Hendricks v. Henderson

38 Ga. App. 298 | Ga. Ct. App. | 1928

Bell, J.

S. B. Henderson brought a trover suit against E. F. Hendricks and B. E. Hendricks for the recovery of certain farm implements as follows: a tobacco transplanter, a hay-rake, a mower, and a hay-press. The plaintiff elected to take a money verdict and the jury found in his favor for $200. The defendants moved for a new trial, which the court refused, and they excepted.

The plaintiff claimed to have acquired the property from Mrs. E. A. Hendricks in purchasing or trading for a certain farm and the implements thereon on March 17, 1926. This transaction occurred in Miami, Florida, and in the negotiations Mrs. Hendricks was represented by her husband, Mr. E. A. Hendricks. Besides the conveyance of the real estate by deed, the parties entered into a separate written agreement embodying certain collateral matters and containing the following provision: “The first parties, in addition to the sale of the real estate and all improvements thereon, likewise sell and convey three head of mules now in possession of L. P. Cannon, the foreman of said farm, which said three mules are known by said Cannon and others to be worked on and belong to this farm, also all the stock cattle, milk cows, etc., on said farm; also all the farming implements, gear, wagons, tools, one Ford automobile truck, hoes, plows, axes, etc.” The plaintiff’s contention was that at the time of the transaction referred to the four articles in question were located upon the farm as a part of its equipment and were conveyed to the plaintiff therewith. The plaintiff made no previous examination of the property,' and claims to have relied upon the representations of Mr. Hendricks (E. A.) as to what articles of personalty were situated on the farm and would pass therewith. The defendants, E. E. Hendricks and B. E. Hendricks, were sons of Mr. and Mrs. E. A. Hendricks, and resided in Georgia, near the plantation referred to, while their parents were residents of Miami. The plaintiff attempted to show that the defendants converted the property by removing it from the farm soon after *300the sale or trade between him and their mother. The defendants contended that the property in controversy was not the property of Mrs. Hendricks but was the property of her husband, and that it was expressly excepted from the transaction in respect of the farm. The defendants denied also that they had committed any conversion of the property; and this was one of the issues for the jury.

From a careful examination of the evidence, we have concluded that the verdict was wholly unauthorized as to the defendant B. E. Hendricks, in that there is nothing whatever to show that this defendant exercised any dominion or control over, or intermeddled or interfered with, any of the property at any time, or that it was ever in his possession. See Haas v. Godby, 33 Ga. App. 218 (125 S. E. 897). In a case of this sort a verdict which is joint against both defendants must stand or fall in its entirety. It follows that the judgment refusing a new trial must be reversed as to both defendants. Finley v. So. Ry. Co., 5 Ga. App. 722 (3) (64 S. E, 312); Gilstrap v. Leith, 24 Ga. App. 720 (102 S. E. 169).

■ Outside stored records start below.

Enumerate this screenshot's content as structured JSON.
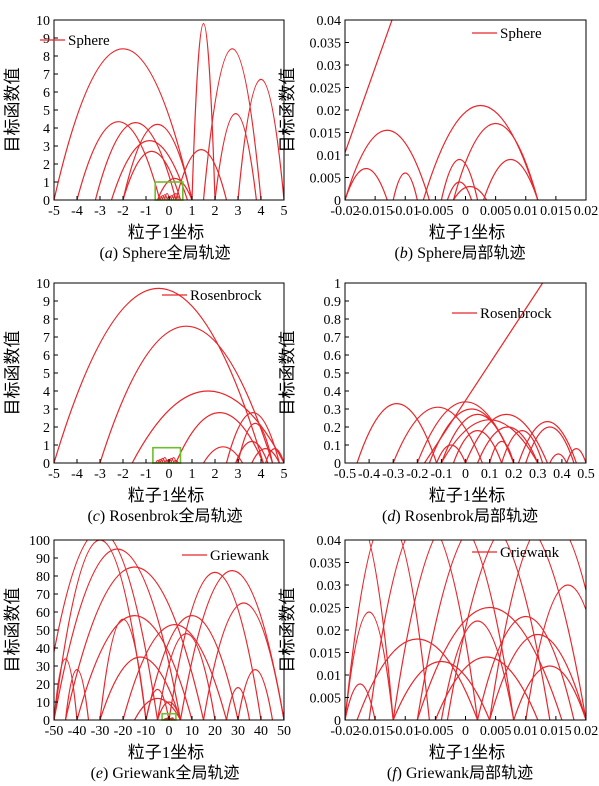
{
  "chart_data": [
    {
      "id": "a",
      "type": "line",
      "xlabel": "粒子1坐标",
      "ylabel": "目标函数值",
      "xlim": [
        -5,
        5
      ],
      "ylim": [
        0,
        10
      ],
      "xticks": [
        "-5",
        "-4",
        "-3",
        "-2",
        "-1",
        "0",
        "1",
        "2",
        "3",
        "4",
        "5"
      ],
      "yticks": [
        "0",
        "1",
        "2",
        "3",
        "4",
        "5",
        "6",
        "7",
        "8",
        "9",
        "10"
      ],
      "legend": "Sphere",
      "legend_position": "top-left",
      "caption_letter": "a",
      "caption_text": "Sphere全局轨迹",
      "arcs": [
        [
          -5.0,
          1.0,
          8.4
        ],
        [
          1.0,
          2.0,
          9.8
        ],
        [
          -2.0,
          1.0,
          4.2
        ],
        [
          -4.0,
          -0.4,
          4.35
        ],
        [
          -3.2,
          0.3,
          4.3
        ],
        [
          -2.5,
          0.8,
          3.3
        ],
        [
          -2.0,
          0.5,
          2.7
        ],
        [
          -0.5,
          1.0,
          1.2
        ],
        [
          0.3,
          2.5,
          2.8
        ],
        [
          1.5,
          4.0,
          8.4
        ],
        [
          2.0,
          3.8,
          4.8
        ],
        [
          3.0,
          5.0,
          6.7
        ]
      ],
      "highlight": {
        "x": [
          -0.6,
          0.6
        ],
        "y": [
          0,
          1.0
        ]
      }
    },
    {
      "id": "b",
      "type": "line",
      "xlabel": "粒子1坐标",
      "ylabel": "目标函数值",
      "xlim": [
        -0.02,
        0.02
      ],
      "ylim": [
        0,
        0.04
      ],
      "xticks": [
        "-0.02",
        "-0.015",
        "-0.01",
        "-0.005",
        "0",
        "0.005",
        "0.01",
        "0.015",
        "0.02"
      ],
      "yticks": [
        "0",
        "0.005",
        "0.01",
        "0.015",
        "0.02",
        "0.025",
        "0.03",
        "0.035",
        "0.04"
      ],
      "legend": "Sphere",
      "legend_position": "top-right",
      "caption_letter": "b",
      "caption_text": "Sphere局部轨迹",
      "arcs": [
        [
          -0.02,
          -0.013,
          0.007
        ],
        [
          -0.02,
          -0.006,
          0.0155
        ],
        [
          -0.012,
          -0.008,
          0.006
        ],
        [
          -0.007,
          0.012,
          0.021
        ],
        [
          -0.004,
          0.002,
          0.009
        ],
        [
          -0.002,
          0.012,
          0.017
        ],
        [
          -0.003,
          0.001,
          0.004
        ],
        [
          -0.002,
          0.0035,
          0.003
        ],
        [
          0.003,
          0.012,
          0.009
        ]
      ],
      "line": [
        [
          -0.02,
          0.0105
        ],
        [
          -0.0122,
          0.04
        ]
      ]
    },
    {
      "id": "c",
      "type": "line",
      "xlabel": "粒子1坐标",
      "ylabel": "目标函数值",
      "xlim": [
        -5,
        5
      ],
      "ylim": [
        0,
        10
      ],
      "xticks": [
        "-5",
        "-4",
        "-3",
        "-2",
        "-1",
        "0",
        "1",
        "2",
        "3",
        "4",
        "5"
      ],
      "yticks": [
        "0",
        "1",
        "2",
        "3",
        "4",
        "5",
        "6",
        "7",
        "8",
        "9",
        "10"
      ],
      "legend": "Rosenbrock",
      "legend_position": "top-right",
      "caption_letter": "c",
      "caption_text": "Rosenbrok全局轨迹",
      "arcs": [
        [
          -5.0,
          4.1,
          9.7
        ],
        [
          -3.0,
          4.5,
          7.6
        ],
        [
          -1.6,
          5.0,
          4.0
        ],
        [
          0.3,
          4.1,
          2.8
        ],
        [
          2.9,
          4.3,
          1.2
        ],
        [
          2.5,
          4.8,
          2.8
        ],
        [
          3.0,
          4.5,
          2.2
        ],
        [
          1.5,
          3.2,
          0.9
        ],
        [
          3.6,
          4.8,
          0.8
        ],
        [
          4.2,
          5.0,
          0.8
        ]
      ],
      "highlight": {
        "x": [
          -0.7,
          0.5
        ],
        "y": [
          0,
          0.85
        ]
      }
    },
    {
      "id": "d",
      "type": "line",
      "xlabel": "粒子1坐标",
      "ylabel": "目标函数值",
      "xlim": [
        -0.5,
        0.5
      ],
      "ylim": [
        0,
        1
      ],
      "xticks": [
        "-0.5",
        "-0.4",
        "-0.3",
        "-0.2",
        "-0.1",
        "0",
        "0.1",
        "0.2",
        "0.3",
        "0.4",
        "0.5"
      ],
      "yticks": [
        "0",
        "0.1",
        "0.2",
        "0.3",
        "0.4",
        "0.5",
        "0.6",
        "0.7",
        "0.8",
        "0.9",
        "1"
      ],
      "legend": "Rosenbrock",
      "legend_position": "top-right",
      "caption_letter": "d",
      "caption_text": "Rosenbrok局部轨迹",
      "arcs": [
        [
          -0.45,
          -0.12,
          0.33
        ],
        [
          -0.3,
          0.07,
          0.31
        ],
        [
          -0.2,
          0.2,
          0.34
        ],
        [
          -0.15,
          0.2,
          0.3
        ],
        [
          -0.1,
          0.2,
          0.27
        ],
        [
          -0.1,
          0.3,
          0.24
        ],
        [
          0.0,
          0.34,
          0.27
        ],
        [
          0.05,
          0.3,
          0.2
        ],
        [
          -0.05,
          0.15,
          0.18
        ],
        [
          0.1,
          0.2,
          0.12
        ],
        [
          0.15,
          0.32,
          0.18
        ],
        [
          0.22,
          0.46,
          0.23
        ],
        [
          0.25,
          0.45,
          0.2
        ],
        [
          -0.12,
          0.0,
          0.1
        ],
        [
          0.42,
          0.5,
          0.08
        ],
        [
          0.35,
          0.42,
          0.05
        ]
      ],
      "line": [
        [
          -0.17,
          0.0
        ],
        [
          0.32,
          1.0
        ]
      ]
    },
    {
      "id": "e",
      "type": "line",
      "xlabel": "粒子1坐标",
      "ylabel": "目标函数值",
      "xlim": [
        -50,
        50
      ],
      "ylim": [
        0,
        100
      ],
      "xticks": [
        "-50",
        "-40",
        "-30",
        "-20",
        "-10",
        "0",
        "10",
        "20",
        "30",
        "40",
        "50"
      ],
      "yticks": [
        "0",
        "10",
        "20",
        "30",
        "40",
        "50",
        "60",
        "70",
        "80",
        "90",
        "100"
      ],
      "legend": "Griewank",
      "legend_position": "top-right",
      "caption_letter": "e",
      "caption_text": "Griewank全局轨迹",
      "arcs": [
        [
          -55,
          -5,
          105
        ],
        [
          -50,
          -10,
          100
        ],
        [
          -50,
          5,
          95
        ],
        [
          -45,
          15,
          85
        ],
        [
          -40,
          10,
          58
        ],
        [
          -30,
          -10,
          56
        ],
        [
          -20,
          25,
          53
        ],
        [
          -30,
          5,
          35
        ],
        [
          -45,
          -35,
          28
        ],
        [
          -50,
          -40,
          34
        ],
        [
          -10,
          30,
          58
        ],
        [
          -5,
          20,
          48
        ],
        [
          0,
          40,
          82
        ],
        [
          5,
          50,
          83
        ],
        [
          15,
          50,
          65
        ],
        [
          25,
          35,
          18
        ],
        [
          30,
          45,
          28
        ],
        [
          -15,
          5,
          12
        ],
        [
          -10,
          0,
          17
        ],
        [
          -5,
          5,
          10
        ]
      ],
      "highlight": {
        "x": [
          -3,
          3
        ],
        "y": [
          0,
          3.5
        ]
      }
    },
    {
      "id": "f",
      "type": "line",
      "xlabel": "粒子1坐标",
      "ylabel": "目标函数值",
      "xlim": [
        -0.02,
        0.02
      ],
      "ylim": [
        0,
        0.04
      ],
      "xticks": [
        "-0.02",
        "-0.015",
        "-0.01",
        "-0.005",
        "0",
        "0.005",
        "0.01",
        "0.015",
        "0.02"
      ],
      "yticks": [
        "0",
        "0.005",
        "0.01",
        "0.015",
        "0.02",
        "0.025",
        "0.03",
        "0.035",
        "0.04"
      ],
      "legend": "Griewank",
      "legend_position": "top-right",
      "caption_letter": "f",
      "caption_text": "Griewank局部轨迹",
      "arcs": [
        [
          -0.024,
          -0.012,
          0.045
        ],
        [
          -0.02,
          -0.006,
          0.045
        ],
        [
          -0.016,
          0.002,
          0.045
        ],
        [
          -0.012,
          0.008,
          0.045
        ],
        [
          -0.008,
          0.014,
          0.045
        ],
        [
          -0.003,
          0.02,
          0.045
        ],
        [
          0.004,
          0.024,
          0.045
        ],
        [
          -0.02,
          -0.012,
          0.024
        ],
        [
          -0.018,
          0.002,
          0.018
        ],
        [
          -0.012,
          0.004,
          0.013
        ],
        [
          -0.008,
          0.016,
          0.025
        ],
        [
          -0.005,
          0.012,
          0.014
        ],
        [
          0.002,
          0.018,
          0.023
        ],
        [
          0.004,
          0.02,
          0.019
        ],
        [
          0.008,
          0.02,
          0.012
        ],
        [
          -0.02,
          -0.015,
          0.008
        ],
        [
          -0.004,
          0.008,
          0.022
        ],
        [
          0.01,
          0.024,
          0.03
        ]
      ]
    }
  ],
  "colors": {
    "curve": "#e8262b",
    "highlight": "#6cbe2c",
    "axis": "#000000"
  }
}
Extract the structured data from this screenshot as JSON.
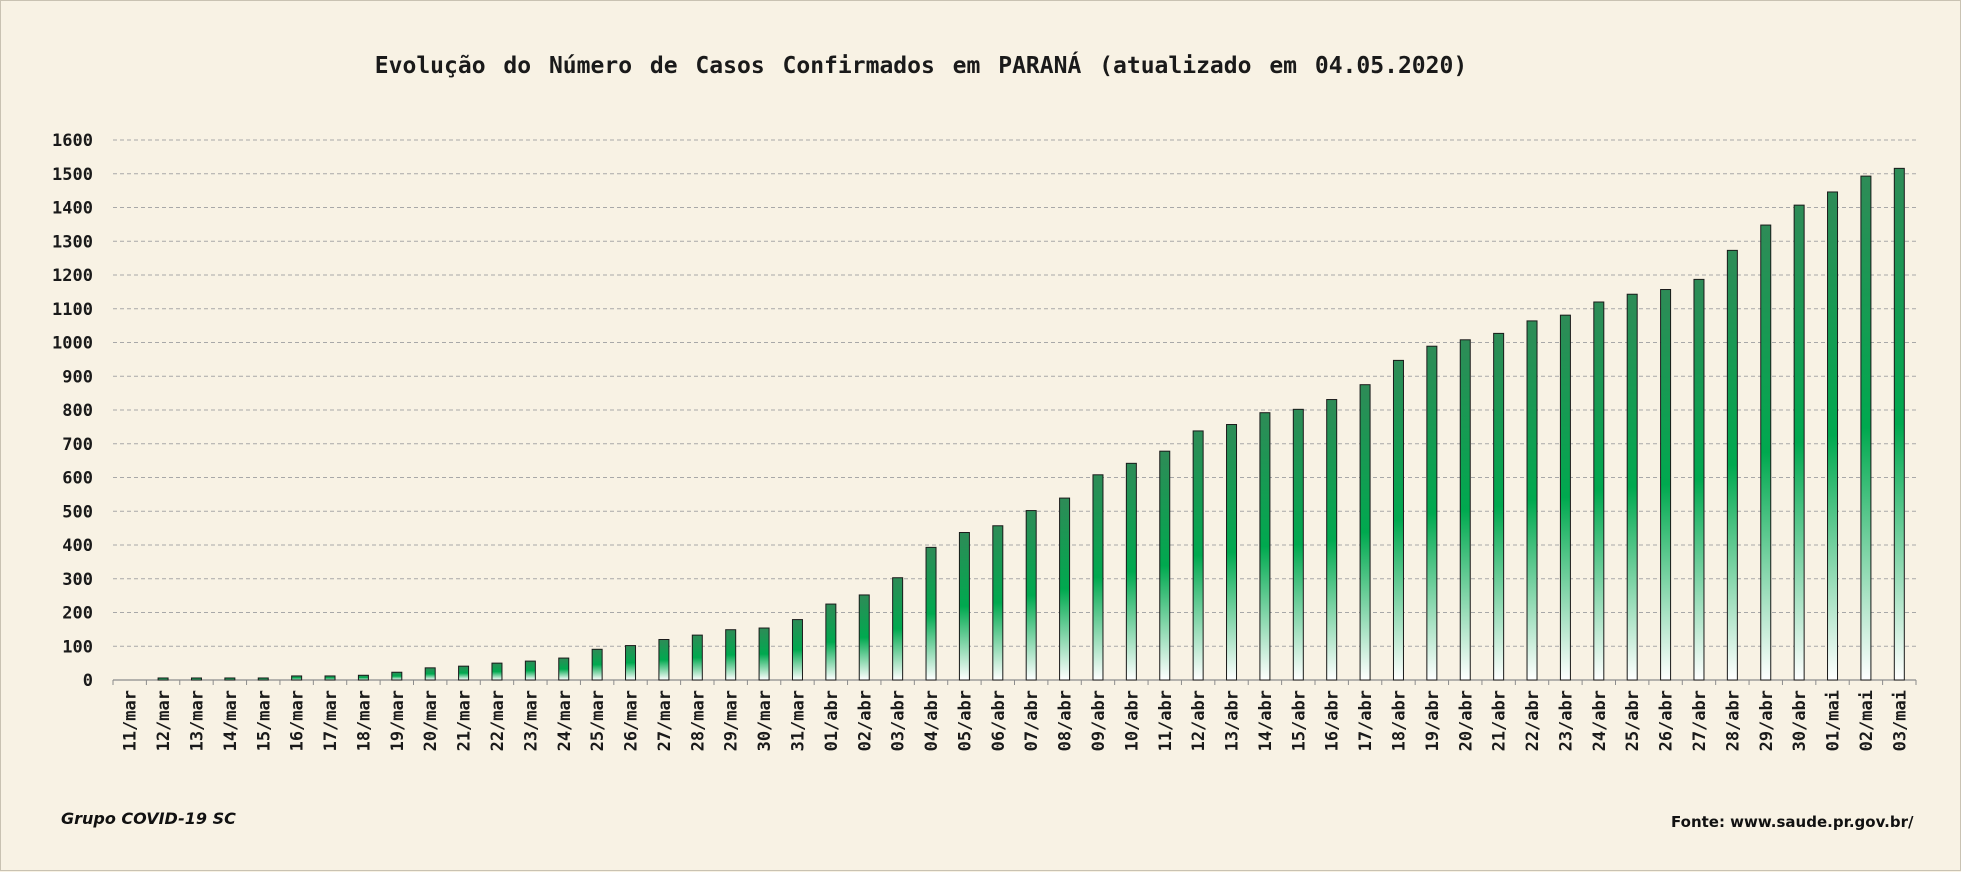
{
  "chart_data": {
    "type": "bar",
    "title": "Evolução do Número de Casos Confirmados em PARANÁ (atualizado em 04.05.2020)",
    "xlabel": "",
    "ylabel": "",
    "ylim": [
      0,
      1600
    ],
    "yticks": [
      "0",
      "100",
      "200",
      "300",
      "400",
      "500",
      "600",
      "700",
      "800",
      "900",
      "1000",
      "1100",
      "1200",
      "1300",
      "1400",
      "1500",
      "1600"
    ],
    "grid": true,
    "legend": "none",
    "colors": {
      "bar_top": "#2e8b57",
      "bar_mid": "#00a94f",
      "bar_bottom": "#ffffff",
      "bar_outline": "#1a1a1a",
      "grid": "#a8a8a8",
      "background": "#f8f2e4"
    },
    "categories": [
      "11/mar",
      "12/mar",
      "13/mar",
      "14/mar",
      "15/mar",
      "16/mar",
      "17/mar",
      "18/mar",
      "19/mar",
      "20/mar",
      "21/mar",
      "22/mar",
      "23/mar",
      "24/mar",
      "25/mar",
      "26/mar",
      "27/mar",
      "28/mar",
      "29/mar",
      "30/mar",
      "31/mar",
      "01/abr",
      "02/abr",
      "03/abr",
      "04/abr",
      "05/abr",
      "06/abr",
      "07/abr",
      "08/abr",
      "09/abr",
      "10/abr",
      "11/abr",
      "12/abr",
      "13/abr",
      "14/abr",
      "15/abr",
      "16/abr",
      "17/abr",
      "18/abr",
      "19/abr",
      "20/abr",
      "21/abr",
      "22/abr",
      "23/abr",
      "24/abr",
      "25/abr",
      "26/abr",
      "27/abr",
      "28/abr",
      "29/abr",
      "30/abr",
      "01/mai",
      "02/mai",
      "03/mai"
    ],
    "values": [
      0,
      6,
      6,
      6,
      6,
      12,
      12,
      14,
      23,
      36,
      41,
      50,
      56,
      65,
      91,
      102,
      120,
      133,
      149,
      154,
      179,
      225,
      252,
      303,
      393,
      437,
      457,
      502,
      539,
      608,
      642,
      678,
      738,
      757,
      792,
      802,
      831,
      875,
      947,
      989,
      1008,
      1027,
      1064,
      1081,
      1120,
      1143,
      1157,
      1187,
      1273,
      1348,
      1407,
      1446,
      1493,
      1516
    ]
  },
  "footer": {
    "credit_left": "Grupo COVID-19 SC",
    "credit_right": "Fonte: www.saude.pr.gov.br/"
  }
}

The court charged the jury as follows: “Understand that the plaintiff has elected to take a money verdict, and that would entitle him, under the law, to a verdict for the highest amount that he can prove the value of the property to be between the date of the conversion and the trial of the case.” Standing alone, this charge would seem to be erroneous, in that it amounted to a statement that the plaintiff’s mere election to accept a money verdict entitled him to recover. Whether any such possible error was cured by the general charge, the learned trial judge will no doubt exercise caution to avoid error in this connection at the next trial. We make the same observation with reference to the charge in which the court referred to the “conduct” of the defendant. We have examined all grounds of the motion for a new trial, and, except as above indicated, each of them is without merit.

Judgment reversed.

Jenlcins, P. J., and Stephens, J., concur.